Q: What is the best way to carry over geraniums to spring?
A: Usually cuttings are taken in Oct or Nov using this year's tips. When moving from an outdoor garden to indoors, remove plant from garden and place in a pot. Place the pot in a protected spot where they will be kept cool. Keep out of direct sun for several days to give them a chance to develop new roots. Then gradually move them indoors. When the plants are growing actively, they need plenty of light, preferably some direct sun. Fertilize with complete and balanced fertilizer every two weeks. Older plants can be dug up, potted and stored somewhere where they get little light. Keep moist enough to prevent drying out. In late Feb cut them back, repot into fresh container and move where they get bright light conditions. Keep moderately moist until growth begins. Then water until they are back to a regular pattern and start feeding again.

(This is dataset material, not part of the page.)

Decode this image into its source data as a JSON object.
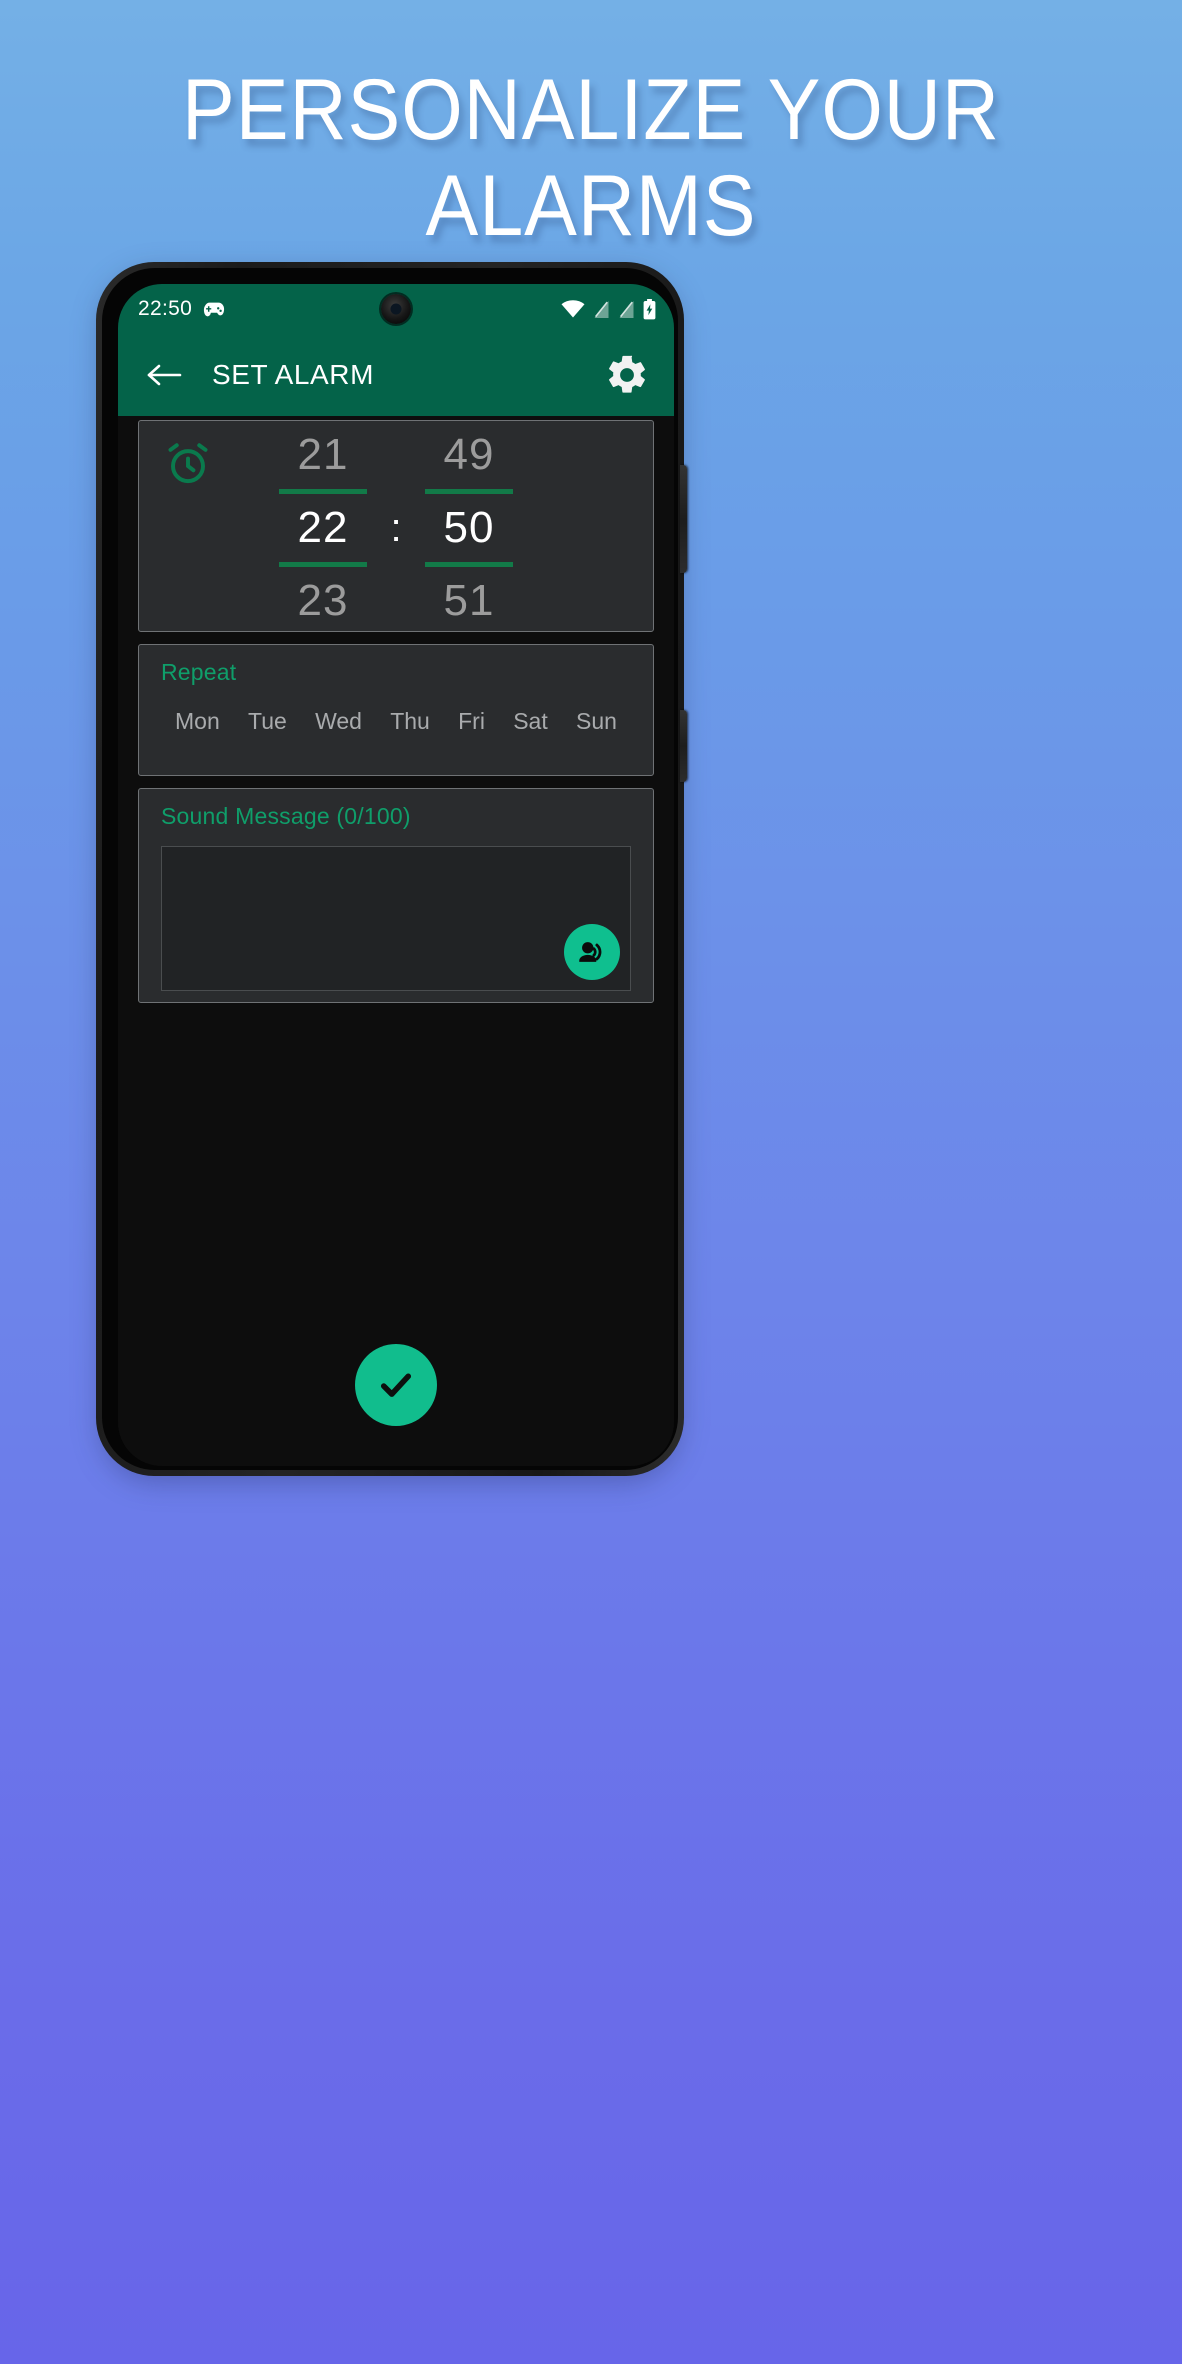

Also, it is true that geraniums may be bare-rooted and stored for the winter. Gently lift the entire plant out of its container or out of the ground and remove the soil from around the root system. Allow the plant to dry a few days, then hang it upside down. Make sure the area where you hang it is cool, dry and has good air circulation, best under 50 degrees but not below freezing. In the spring, pot these in the appropriate sized container and water well. After growth begins, start your fertilizing program. Do not expect 100% results but it has been done and works well.
Q: When do you bring geraniums and petunias inside?
A: Geraniums should be brought in before first frost. Petunias can stand moderate cold but they are not recommended as a winter house plant.
Q: Will container grown geraniums make it through the winter outside.
A: No. They need to be protected during freezing weather.